Location: Chicago, Illinois
Site: Newberry Library, first floor
Festival: Newberry Book Fair
Date: July 26-29
This is a massive used book sale (which I included because it could, I suppose, if one stretched the meaning far enough, be a sort of book festival) that is going to be like heaven for used book lovers. It is in fact Chicago’s most popular used “book binge” with more than 120,000 used books in seventy categories, most of which are priced at $2 or less. Admission is free, and all proceeds support the Newberry Library.

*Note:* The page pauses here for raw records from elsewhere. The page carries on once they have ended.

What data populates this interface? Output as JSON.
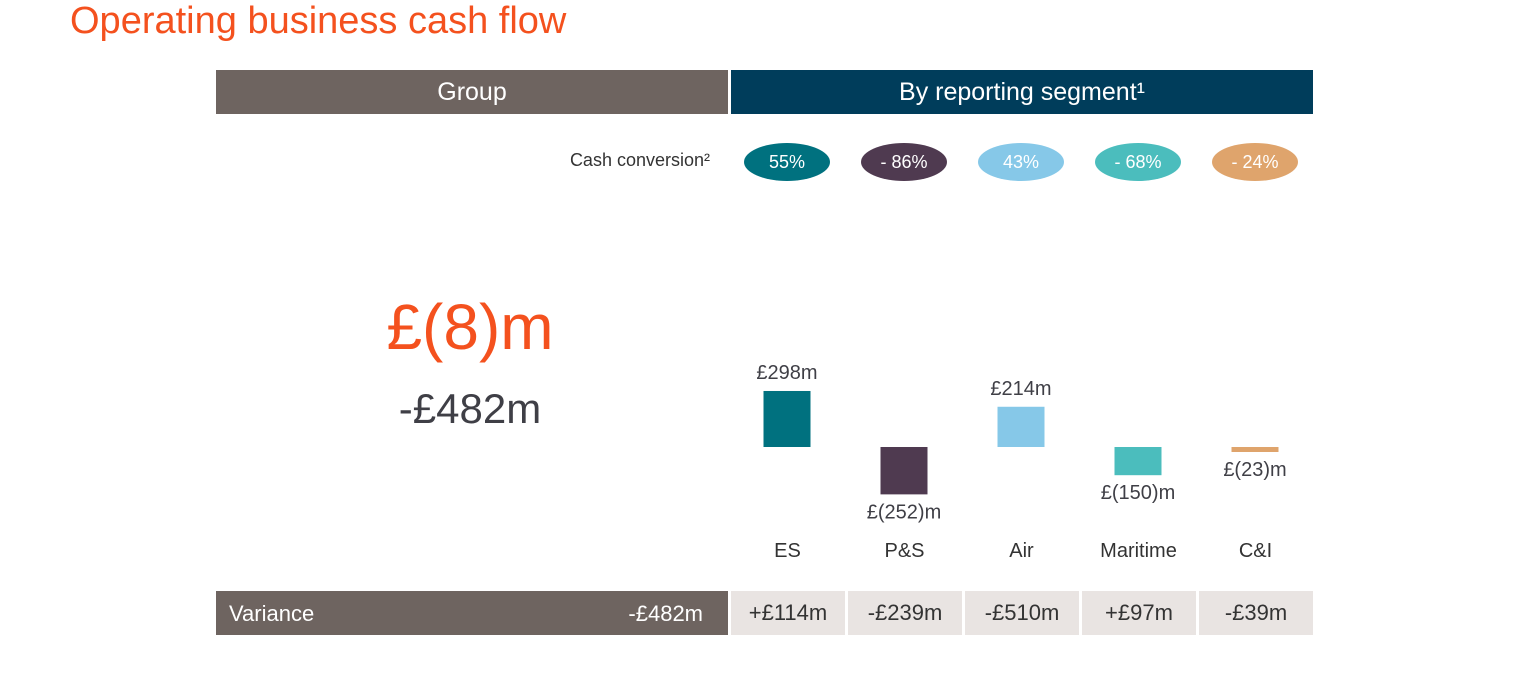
{
  "title": "Operating business cash flow",
  "headers": {
    "group": "Group",
    "segment": "By reporting segment¹"
  },
  "cash_conversion_label": "Cash conversion²",
  "group": {
    "value": "£(8)m",
    "variance": "-£482m"
  },
  "variance_row": {
    "label": "Variance",
    "total": "-£482m"
  },
  "colors": {
    "title": "#f4511e",
    "group_header": "#6e6460",
    "segment_header": "#003d5b"
  },
  "chart_data": {
    "type": "bar",
    "title": "Operating business cash flow by reporting segment",
    "categories": [
      "ES",
      "P&S",
      "Air",
      "Maritime",
      "C&I"
    ],
    "values": [
      298,
      -252,
      214,
      -150,
      -23
    ],
    "value_labels": [
      "£298m",
      "£(252)m",
      "£214m",
      "£(150)m",
      "£(23)m"
    ],
    "unit": "£m",
    "cash_conversion": [
      "55%",
      "- 86%",
      "43%",
      "- 68%",
      "- 24%"
    ],
    "variance": [
      "+£114m",
      "-£239m",
      "-£510m",
      "+£97m",
      "-£39m"
    ],
    "colors": [
      "#00717f",
      "#4f3a50",
      "#86c8e8",
      "#4bbdbd",
      "#dfa46c"
    ],
    "grid": false,
    "legend": "none"
  }
}
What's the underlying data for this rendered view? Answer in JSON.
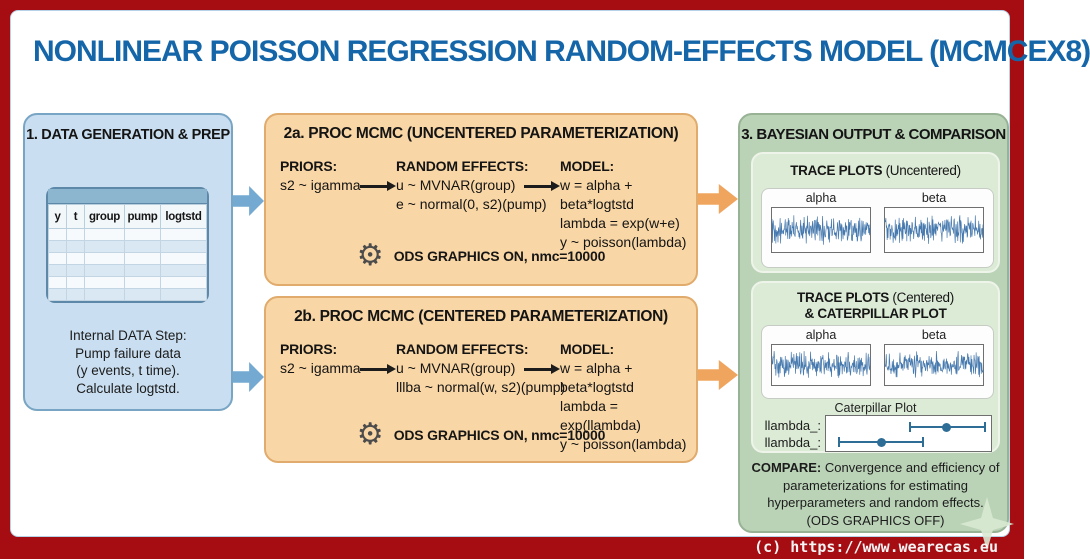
{
  "title": "NONLINEAR POISSON REGRESSION RANDOM-EFFECTS MODEL (MCMCEX8)",
  "copyright": "(c) https://www.wearecas.eu",
  "colors": {
    "frame_red": "#a60d12",
    "title_blue": "#1566a9",
    "panel_blue": "#c9def0",
    "panel_orange": "#f9d6a5",
    "panel_green": "#bad3b7",
    "trace_blue": "#4679ad"
  },
  "panel1": {
    "heading": "1. DATA GENERATION & PREP",
    "table_columns": [
      "y",
      "t",
      "group",
      "pump",
      "logtstd"
    ],
    "table_empty_rows": 6,
    "caption_lines": [
      "Internal DATA Step:",
      "Pump failure data",
      "(y events, t time).",
      "Calculate logtstd."
    ]
  },
  "panel2a": {
    "heading": "2a. PROC MCMC (UNCENTERED PARAMETERIZATION)",
    "priors_label": "PRIORS:",
    "priors_lines": [
      "s2 ~ igamma"
    ],
    "random_effects_label": "RANDOM EFFECTS:",
    "random_effects_lines": [
      "u ~ MVNAR(group)",
      "e ~ normal(0, s2)(pump)"
    ],
    "model_label": "MODEL:",
    "model_lines": [
      "w = alpha + beta*logtstd",
      "lambda = exp(w+e)",
      "y ~ poisson(lambda)"
    ],
    "ods_note": "ODS GRAPHICS ON, nmc=10000"
  },
  "panel2b": {
    "heading": "2b. PROC MCMC (CENTERED PARAMETERIZATION)",
    "priors_label": "PRIORS:",
    "priors_lines": [
      "s2 ~ igamma"
    ],
    "random_effects_label": "RANDOM EFFECTS:",
    "random_effects_lines": [
      "u ~ MVNAR(group)",
      "lllba ~ normal(w, s2)(pump)"
    ],
    "model_label": "MODEL:",
    "model_lines": [
      "w = alpha + beta*logtstd",
      "lambda = exp(llambda)",
      "y ~ poisson(lambda)"
    ],
    "ods_note": "ODS GRAPHICS ON, nmc=10000"
  },
  "panel3": {
    "heading": "3. BAYESIAN OUTPUT & COMPARISON",
    "trace_uncentered": {
      "title_bold": "TRACE PLOTS",
      "title_rest": " (Uncentered)",
      "plot_labels": [
        "alpha",
        "beta"
      ]
    },
    "trace_centered": {
      "title_bold": "TRACE PLOTS",
      "title_rest": " (Centered)",
      "title_line2": "& CATERPILLAR PLOT",
      "plot_labels": [
        "alpha",
        "beta"
      ]
    },
    "caterpillar": {
      "title": "Caterpillar Plot",
      "rows": [
        {
          "label": "llambda_:",
          "low": 50,
          "mid": 72,
          "high": 95
        },
        {
          "label": "llambda_:",
          "low": 8,
          "mid": 33,
          "high": 58
        }
      ]
    },
    "compare_bold": "COMPARE:",
    "compare_text": " Convergence and efficiency of parameterizations for estimating hyperparameters and random effects.",
    "compare_last_line": "(ODS GRAPHICS OFF)"
  }
}
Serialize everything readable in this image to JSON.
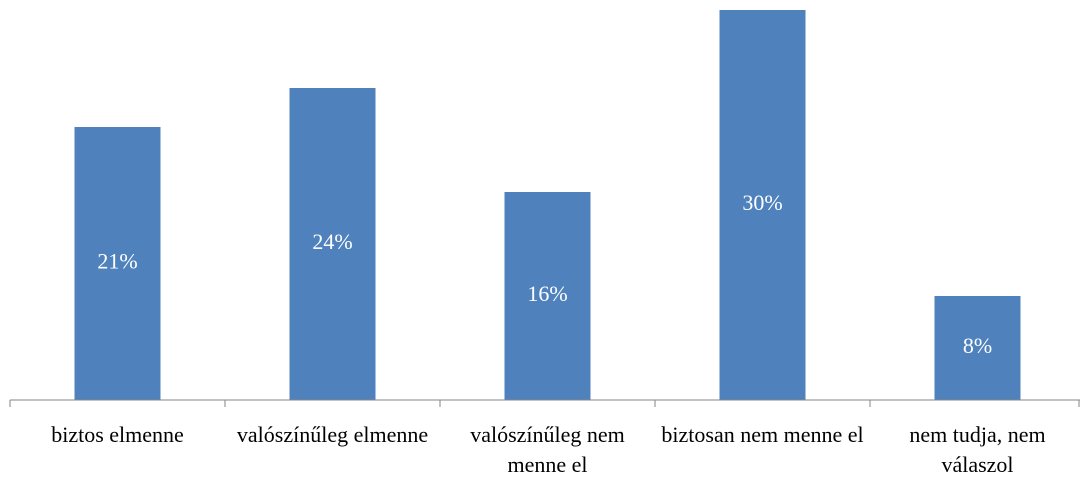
{
  "chart_data": {
    "type": "bar",
    "categories": [
      "biztos elmenne",
      "valószínűleg elmenne",
      "valószínűleg nem menne el",
      "biztosan nem menne el",
      "nem tudja, nem válaszol"
    ],
    "values": [
      21,
      24,
      16,
      30,
      8
    ],
    "value_labels": [
      "21%",
      "24%",
      "16%",
      "30%",
      "8%"
    ],
    "color": "#4f81bd"
  }
}
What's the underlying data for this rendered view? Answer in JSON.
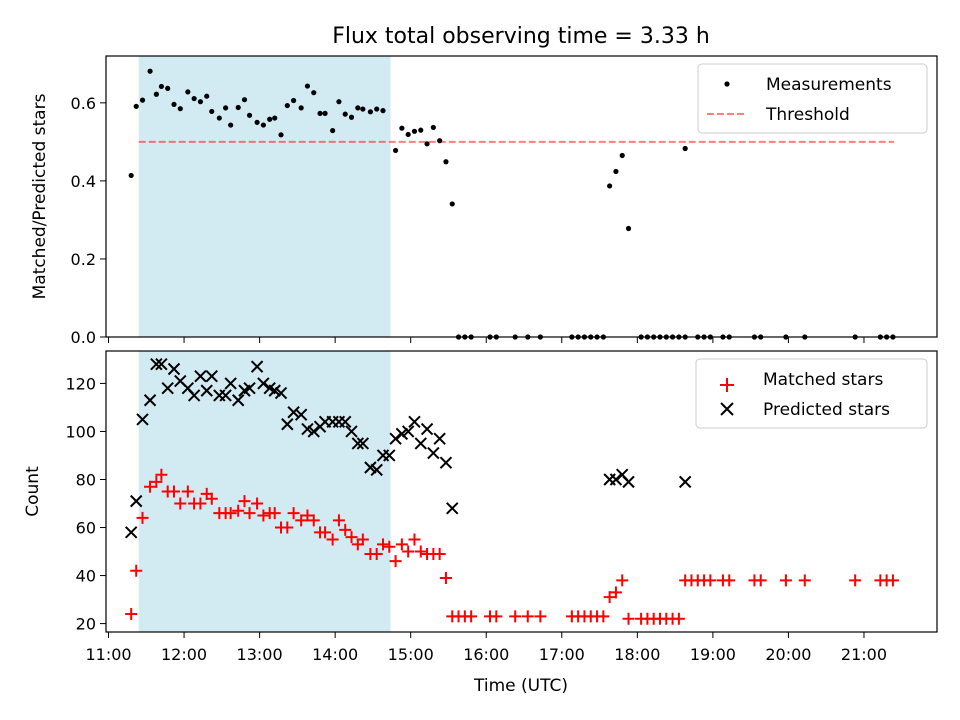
{
  "title": "Flux total observing time = 3.33 h",
  "colors": {
    "shade": "#add8e6",
    "threshold": "#ff0000",
    "matched": "#ff0000",
    "predicted": "#000000",
    "measurement": "#000000"
  },
  "chart_data": [
    {
      "type": "scatter",
      "panel": "top",
      "ylabel": "Matched/Predicted stars",
      "ylim": [
        0,
        0.72
      ],
      "yticks": [
        "0.0",
        "0.2",
        "0.4",
        "0.6"
      ],
      "xlim": [
        "10:58",
        "21:58"
      ],
      "shaded_interval": [
        "11:24",
        "14:44"
      ],
      "legend": {
        "position": "top-right",
        "entries": [
          "Measurements",
          "Threshold"
        ]
      },
      "threshold": {
        "name": "Threshold",
        "y": 0.5,
        "x": [
          "11:24",
          "21:24"
        ]
      },
      "series": [
        {
          "name": "Measurements",
          "points": [
            [
              "11:18",
              0.414
            ],
            [
              "11:22",
              0.591
            ],
            [
              "11:27",
              0.607
            ],
            [
              "11:33",
              0.681
            ],
            [
              "11:38",
              0.622
            ],
            [
              "11:42",
              0.642
            ],
            [
              "11:47",
              0.637
            ],
            [
              "11:52",
              0.596
            ],
            [
              "11:57",
              0.585
            ],
            [
              "12:03",
              0.628
            ],
            [
              "12:08",
              0.611
            ],
            [
              "12:13",
              0.603
            ],
            [
              "12:18",
              0.617
            ],
            [
              "12:22",
              0.578
            ],
            [
              "12:28",
              0.561
            ],
            [
              "12:33",
              0.587
            ],
            [
              "12:37",
              0.543
            ],
            [
              "12:43",
              0.588
            ],
            [
              "12:48",
              0.608
            ],
            [
              "12:52",
              0.568
            ],
            [
              "12:58",
              0.55
            ],
            [
              "13:03",
              0.543
            ],
            [
              "13:08",
              0.558
            ],
            [
              "13:12",
              0.561
            ],
            [
              "13:17",
              0.518
            ],
            [
              "13:22",
              0.593
            ],
            [
              "13:27",
              0.606
            ],
            [
              "13:33",
              0.587
            ],
            [
              "13:38",
              0.643
            ],
            [
              "13:43",
              0.626
            ],
            [
              "13:48",
              0.573
            ],
            [
              "13:52",
              0.573
            ],
            [
              "13:58",
              0.529
            ],
            [
              "14:03",
              0.603
            ],
            [
              "14:08",
              0.571
            ],
            [
              "14:13",
              0.563
            ],
            [
              "14:18",
              0.587
            ],
            [
              "14:22",
              0.584
            ],
            [
              "14:28",
              0.577
            ],
            [
              "14:33",
              0.584
            ],
            [
              "14:38",
              0.58
            ],
            [
              "14:48",
              0.478
            ],
            [
              "14:53",
              0.535
            ],
            [
              "14:58",
              0.519
            ],
            [
              "15:03",
              0.527
            ],
            [
              "15:08",
              0.53
            ],
            [
              "15:13",
              0.495
            ],
            [
              "15:18",
              0.537
            ],
            [
              "15:23",
              0.503
            ],
            [
              "15:28",
              0.449
            ],
            [
              "15:33",
              0.341
            ],
            [
              "15:38",
              0
            ],
            [
              "15:43",
              0
            ],
            [
              "15:48",
              0
            ],
            [
              "16:03",
              0
            ],
            [
              "16:08",
              0
            ],
            [
              "16:23",
              0
            ],
            [
              "16:33",
              0
            ],
            [
              "16:43",
              0
            ],
            [
              "17:08",
              0
            ],
            [
              "17:13",
              0
            ],
            [
              "17:18",
              0
            ],
            [
              "17:23",
              0
            ],
            [
              "17:28",
              0
            ],
            [
              "17:33",
              0
            ],
            [
              "17:38",
              0.387
            ],
            [
              "17:43",
              0.424
            ],
            [
              "17:48",
              0.465
            ],
            [
              "17:53",
              0.278
            ],
            [
              "18:03",
              0
            ],
            [
              "18:08",
              0
            ],
            [
              "18:13",
              0
            ],
            [
              "18:18",
              0
            ],
            [
              "18:23",
              0
            ],
            [
              "18:28",
              0
            ],
            [
              "18:33",
              0
            ],
            [
              "18:38",
              0
            ],
            [
              "18:48",
              0
            ],
            [
              "18:53",
              0
            ],
            [
              "18:58",
              0
            ],
            [
              "19:08",
              0
            ],
            [
              "19:13",
              0
            ],
            [
              "19:33",
              0
            ],
            [
              "19:38",
              0
            ],
            [
              "19:58",
              0
            ],
            [
              "20:13",
              0
            ],
            [
              "20:53",
              0
            ],
            [
              "21:13",
              0
            ],
            [
              "21:18",
              0
            ],
            [
              "21:23",
              0
            ],
            [
              "18:38",
              0.483
            ]
          ]
        }
      ]
    },
    {
      "type": "scatter",
      "panel": "bottom",
      "xlabel": "Time (UTC)",
      "ylabel": "Count",
      "ylim": [
        16.5,
        133.5
      ],
      "yticks": [
        "20",
        "40",
        "60",
        "80",
        "100",
        "120"
      ],
      "xlim": [
        "10:58",
        "21:58"
      ],
      "xticks": [
        "11:00",
        "12:00",
        "13:00",
        "14:00",
        "15:00",
        "16:00",
        "17:00",
        "18:00",
        "19:00",
        "20:00",
        "21:00"
      ],
      "shaded_interval": [
        "11:24",
        "14:44"
      ],
      "legend": {
        "position": "top-right",
        "entries": [
          "Matched stars",
          "Predicted stars"
        ]
      },
      "series": [
        {
          "name": "Matched stars",
          "marker": "plus",
          "points": [
            [
              "11:18",
              24
            ],
            [
              "11:22",
              42
            ],
            [
              "11:27",
              64
            ],
            [
              "11:33",
              77
            ],
            [
              "11:38",
              79
            ],
            [
              "11:42",
              82
            ],
            [
              "11:47",
              75
            ],
            [
              "11:52",
              75
            ],
            [
              "11:57",
              70
            ],
            [
              "12:03",
              75
            ],
            [
              "12:08",
              70
            ],
            [
              "12:13",
              70
            ],
            [
              "12:18",
              74
            ],
            [
              "12:22",
              72
            ],
            [
              "12:28",
              66
            ],
            [
              "12:33",
              66
            ],
            [
              "12:37",
              66
            ],
            [
              "12:43",
              67
            ],
            [
              "12:48",
              71
            ],
            [
              "12:52",
              66
            ],
            [
              "12:58",
              70
            ],
            [
              "13:03",
              65
            ],
            [
              "13:08",
              66
            ],
            [
              "13:12",
              66
            ],
            [
              "13:17",
              60
            ],
            [
              "13:22",
              60
            ],
            [
              "13:27",
              66
            ],
            [
              "13:33",
              63
            ],
            [
              "13:38",
              65
            ],
            [
              "13:43",
              63
            ],
            [
              "13:48",
              58
            ],
            [
              "13:52",
              58
            ],
            [
              "13:58",
              55
            ],
            [
              "14:03",
              63
            ],
            [
              "14:08",
              59
            ],
            [
              "14:13",
              56
            ],
            [
              "14:18",
              53
            ],
            [
              "14:22",
              55
            ],
            [
              "14:28",
              49
            ],
            [
              "14:33",
              49
            ],
            [
              "14:38",
              53
            ],
            [
              "14:43",
              52
            ],
            [
              "14:48",
              46
            ],
            [
              "14:53",
              53
            ],
            [
              "14:58",
              50
            ],
            [
              "15:03",
              55
            ],
            [
              "15:08",
              50
            ],
            [
              "15:13",
              49
            ],
            [
              "15:18",
              49
            ],
            [
              "15:23",
              49
            ],
            [
              "15:28",
              39
            ],
            [
              "15:33",
              23
            ],
            [
              "15:38",
              23
            ],
            [
              "15:43",
              23
            ],
            [
              "15:48",
              23
            ],
            [
              "16:03",
              23
            ],
            [
              "16:08",
              23
            ],
            [
              "16:23",
              23
            ],
            [
              "16:33",
              23
            ],
            [
              "16:43",
              23
            ],
            [
              "17:08",
              23
            ],
            [
              "17:13",
              23
            ],
            [
              "17:18",
              23
            ],
            [
              "17:23",
              23
            ],
            [
              "17:28",
              23
            ],
            [
              "17:33",
              23
            ],
            [
              "17:38",
              31
            ],
            [
              "17:43",
              33
            ],
            [
              "17:48",
              38
            ],
            [
              "17:53",
              22
            ],
            [
              "18:03",
              22
            ],
            [
              "18:08",
              22
            ],
            [
              "18:13",
              22
            ],
            [
              "18:18",
              22
            ],
            [
              "18:23",
              22
            ],
            [
              "18:28",
              22
            ],
            [
              "18:33",
              22
            ],
            [
              "18:38",
              38
            ],
            [
              "18:43",
              38
            ],
            [
              "18:48",
              38
            ],
            [
              "18:53",
              38
            ],
            [
              "18:58",
              38
            ],
            [
              "19:08",
              38
            ],
            [
              "19:13",
              38
            ],
            [
              "19:33",
              38
            ],
            [
              "19:38",
              38
            ],
            [
              "19:58",
              38
            ],
            [
              "20:13",
              38
            ],
            [
              "20:53",
              38
            ],
            [
              "21:13",
              38
            ],
            [
              "21:18",
              38
            ],
            [
              "21:23",
              38
            ]
          ]
        },
        {
          "name": "Predicted stars",
          "marker": "x",
          "points": [
            [
              "11:18",
              58
            ],
            [
              "11:22",
              71
            ],
            [
              "11:27",
              105
            ],
            [
              "11:33",
              113
            ],
            [
              "11:38",
              128
            ],
            [
              "11:42",
              128
            ],
            [
              "11:47",
              118
            ],
            [
              "11:52",
              126
            ],
            [
              "11:57",
              121
            ],
            [
              "12:03",
              118
            ],
            [
              "12:08",
              115
            ],
            [
              "12:13",
              123
            ],
            [
              "12:18",
              117
            ],
            [
              "12:22",
              123
            ],
            [
              "12:28",
              115
            ],
            [
              "12:33",
              115
            ],
            [
              "12:37",
              120
            ],
            [
              "12:43",
              113
            ],
            [
              "12:48",
              117
            ],
            [
              "12:52",
              118
            ],
            [
              "12:58",
              127
            ],
            [
              "13:03",
              120
            ],
            [
              "13:08",
              118
            ],
            [
              "13:12",
              117
            ],
            [
              "13:17",
              116
            ],
            [
              "13:22",
              103
            ],
            [
              "13:27",
              108
            ],
            [
              "13:33",
              107
            ],
            [
              "13:38",
              101
            ],
            [
              "13:43",
              100
            ],
            [
              "13:48",
              102
            ],
            [
              "13:52",
              104
            ],
            [
              "13:58",
              104
            ],
            [
              "14:03",
              104
            ],
            [
              "14:08",
              104
            ],
            [
              "14:13",
              100
            ],
            [
              "14:18",
              95
            ],
            [
              "14:22",
              95
            ],
            [
              "14:28",
              85
            ],
            [
              "14:33",
              84
            ],
            [
              "14:38",
              90
            ],
            [
              "14:43",
              90
            ],
            [
              "14:48",
              97
            ],
            [
              "14:53",
              99
            ],
            [
              "14:58",
              100
            ],
            [
              "15:03",
              104
            ],
            [
              "15:08",
              95
            ],
            [
              "15:13",
              101
            ],
            [
              "15:18",
              91
            ],
            [
              "15:23",
              97
            ],
            [
              "15:28",
              87
            ],
            [
              "15:33",
              68
            ],
            [
              "17:38",
              80
            ],
            [
              "17:43",
              80
            ],
            [
              "17:48",
              82
            ],
            [
              "17:53",
              79
            ],
            [
              "18:38",
              79
            ]
          ]
        }
      ]
    }
  ]
}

What I Read (and Finished) This Week:

  • The Complete Stories of Sherlock Holmes. I have finished this with no small amount of satisfaction.
  • Little Heathens: Hard Times and High Spirits on an Iowa Farm During the Great Depression by Mildred Armstrong Kalish. I felt like reading some hard truths, and this book had them. Plus a lot of spunk.

The Pub House:
BowTie Press is the book division of BowTie, Inc., the publisher of pet magazines and the owner of AnimalNetwork.com. They publish books “devoted to the joy, care, understanding and history of companion animals.” One book that might seem a bit outside their range but is not is Hobby Farms: Living  Your Rural Dream for Fun and Profit, a book from the editors of Hobby Farms magazine, that uses advice, recipes, photographs, and anecdotes to illustrate how people use rural farms to make a fulfilling living. Why Do Parakeets Do That? explores the quirky habits of these companion birds using both factual information and humor to teach owners how to handle situations from preening to biting to molting. Happy Dog: How Busy People Care for Their Dogs shows how one can maintain both a busy lifestyle and a good life for a dog by focusing on specific ways to achieve these seemingly incompatible goals through responsible behavior and training.

Imaging Books & Reading:
I don’t know about you but I would love to have this antique book in my home. Even if it meant getting rid of a sofa.

Of Interest:
Now here’s a fun (and fantastic) blog! The mission of Improbable Research is to “make people LAUGH and then THINK,” which, when you think about it, is an excellent way to approach the subject of research studies. In other words, they want people to ask: How do you decide what's important and what's not, and what's real and what's not—in science and everywhere else? Well, with this blog and their magazines, you can.